One fundamental task you must complete when you view a used car for sale is to test drive it. The idea is to identify any faults with the vehicle and use that knowledge to barter on the price. You will also get an idea of whether you’ll have to pay for expensive repairs too.
The trouble is while most people do test drives they don’t always know what to check! They risk ending up with a “lemon”: a car with lots of problems! In today’s guide, I’ll show you how to do a test drive the smarter way! Here is what you need to know before buying your next used car:
Don’t go for a test drive in the dark
One of the biggest mistakes you will ever make is viewing a used car and driving it in the dark. I’m afraid that I was guilty of breaking that rule myself once. I bought the car, and it was only some weeks later when I washed the car that I noticed a bad spray job on one of the panels!
Had I seen that during the day, I could have used that as an excuse to lower the price of the car more.
Stick to dealerships
A car might sound good on paper but when you see it in person, it could end up being a different story. I recommend sticking to trusted dealers. Sure, you could get a bargain buying from a private seller. But, you’ll often get a better car going to the Imperial Car Supermarket and other dealers like them.
There’s also the fact that private sellers may not have insured or taxed the car you go to see. In those cases, if something happens, you are liable – not the owner.
Feel the bonnet
It might sound odd but before you go on a test drive, put your hand on the bonnet. Does it feel warm? If so, the seller might be trying to mask a problem with cold starts!
Of course, there might be a genuine reason for it being warm. For example, a dealer may have to move the car if it’s blocked in so that you can test drive it.
Check the warning lights when you turn the ignition on
Before you start the engine, observe the warning lights on the dashboard. Many of them should go out after a few seconds. Be sure that you see the airbag and ABS warning lights. If you don’t, it could mean one of two things.

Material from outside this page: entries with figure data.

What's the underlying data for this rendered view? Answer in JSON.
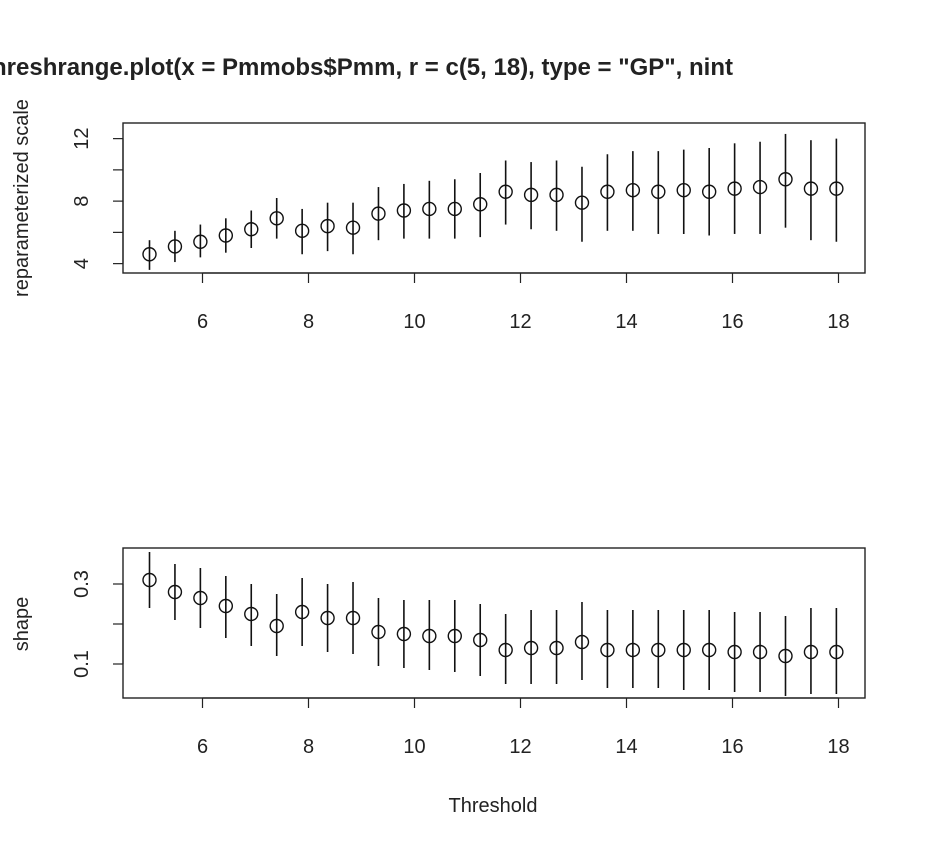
{
  "chart_data": {
    "type": "scatter",
    "title": "hreshrange.plot(x = Pmmobs$Pmm, r = c(5, 18), type = \"GP\", nint",
    "xlabel": "Threshold",
    "grid": false,
    "x": [
      5.0,
      5.48,
      5.96,
      6.44,
      6.92,
      7.4,
      7.88,
      8.36,
      8.84,
      9.32,
      9.8,
      10.28,
      10.76,
      11.24,
      11.72,
      12.2,
      12.68,
      13.16,
      13.64,
      14.12,
      14.6,
      15.08,
      15.56,
      16.04,
      16.52,
      17.0,
      17.48,
      17.96
    ],
    "panels": [
      {
        "ylabel": "reparameterized scale",
        "xlim": [
          4.5,
          18.5
        ],
        "ylim": [
          3.4,
          13.0
        ],
        "xticks": [
          "6",
          "8",
          "10",
          "12",
          "14",
          "16",
          "18"
        ],
        "yticks": [
          "4",
          "8",
          "12"
        ],
        "series": [
          {
            "values": [
              4.6,
              5.1,
              5.4,
              5.8,
              6.2,
              6.9,
              6.1,
              6.4,
              6.3,
              7.2,
              7.4,
              7.5,
              7.5,
              7.8,
              8.6,
              8.4,
              8.4,
              7.9,
              8.6,
              8.7,
              8.6,
              8.7,
              8.6,
              8.8,
              8.9,
              9.4,
              8.8,
              8.8
            ],
            "lower": [
              3.6,
              4.1,
              4.4,
              4.7,
              5.0,
              5.6,
              4.6,
              4.8,
              4.6,
              5.5,
              5.6,
              5.6,
              5.6,
              5.7,
              6.5,
              6.2,
              6.1,
              5.4,
              6.1,
              6.1,
              5.9,
              5.9,
              5.8,
              5.9,
              5.9,
              6.3,
              5.5,
              5.4
            ],
            "upper": [
              5.5,
              6.1,
              6.5,
              6.9,
              7.4,
              8.2,
              7.5,
              7.9,
              7.9,
              8.9,
              9.1,
              9.3,
              9.4,
              9.8,
              10.6,
              10.5,
              10.6,
              10.2,
              11.0,
              11.2,
              11.2,
              11.3,
              11.4,
              11.7,
              11.8,
              12.3,
              11.9,
              12.0
            ]
          }
        ]
      },
      {
        "ylabel": "shape",
        "xlim": [
          4.5,
          18.5
        ],
        "ylim": [
          0.015,
          0.39
        ],
        "xticks": [
          "6",
          "8",
          "10",
          "12",
          "14",
          "16",
          "18"
        ],
        "yticks": [
          "0.1",
          "0.3"
        ],
        "series": [
          {
            "values": [
              0.31,
              0.28,
              0.265,
              0.245,
              0.225,
              0.195,
              0.23,
              0.215,
              0.215,
              0.18,
              0.175,
              0.17,
              0.17,
              0.16,
              0.135,
              0.14,
              0.14,
              0.155,
              0.135,
              0.135,
              0.135,
              0.135,
              0.135,
              0.13,
              0.13,
              0.12,
              0.13,
              0.13
            ],
            "lower": [
              0.24,
              0.21,
              0.19,
              0.165,
              0.145,
              0.12,
              0.145,
              0.13,
              0.125,
              0.095,
              0.09,
              0.085,
              0.08,
              0.07,
              0.05,
              0.05,
              0.05,
              0.06,
              0.04,
              0.04,
              0.04,
              0.035,
              0.035,
              0.03,
              0.03,
              0.02,
              0.025,
              0.025
            ],
            "upper": [
              0.38,
              0.35,
              0.34,
              0.32,
              0.3,
              0.275,
              0.315,
              0.3,
              0.305,
              0.265,
              0.26,
              0.26,
              0.26,
              0.25,
              0.225,
              0.235,
              0.235,
              0.255,
              0.235,
              0.235,
              0.235,
              0.235,
              0.235,
              0.23,
              0.23,
              0.22,
              0.24,
              0.24
            ]
          }
        ]
      }
    ]
  }
}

First, the bulb has blown inside the “clocks” and needs changing. Second, it may have got removed to mask an expensive fault. You need to bear one fact in mind about those two warning lights. If they don’t appear on ignition and go out when the engine’s started, it’s an automatic MOT failure.
Test drive at least two exact models
Are you test driving a particular model for the first time? Be sure to do the same at other dealerships too. That way, you’ll work out what noises or smells aren’t normal.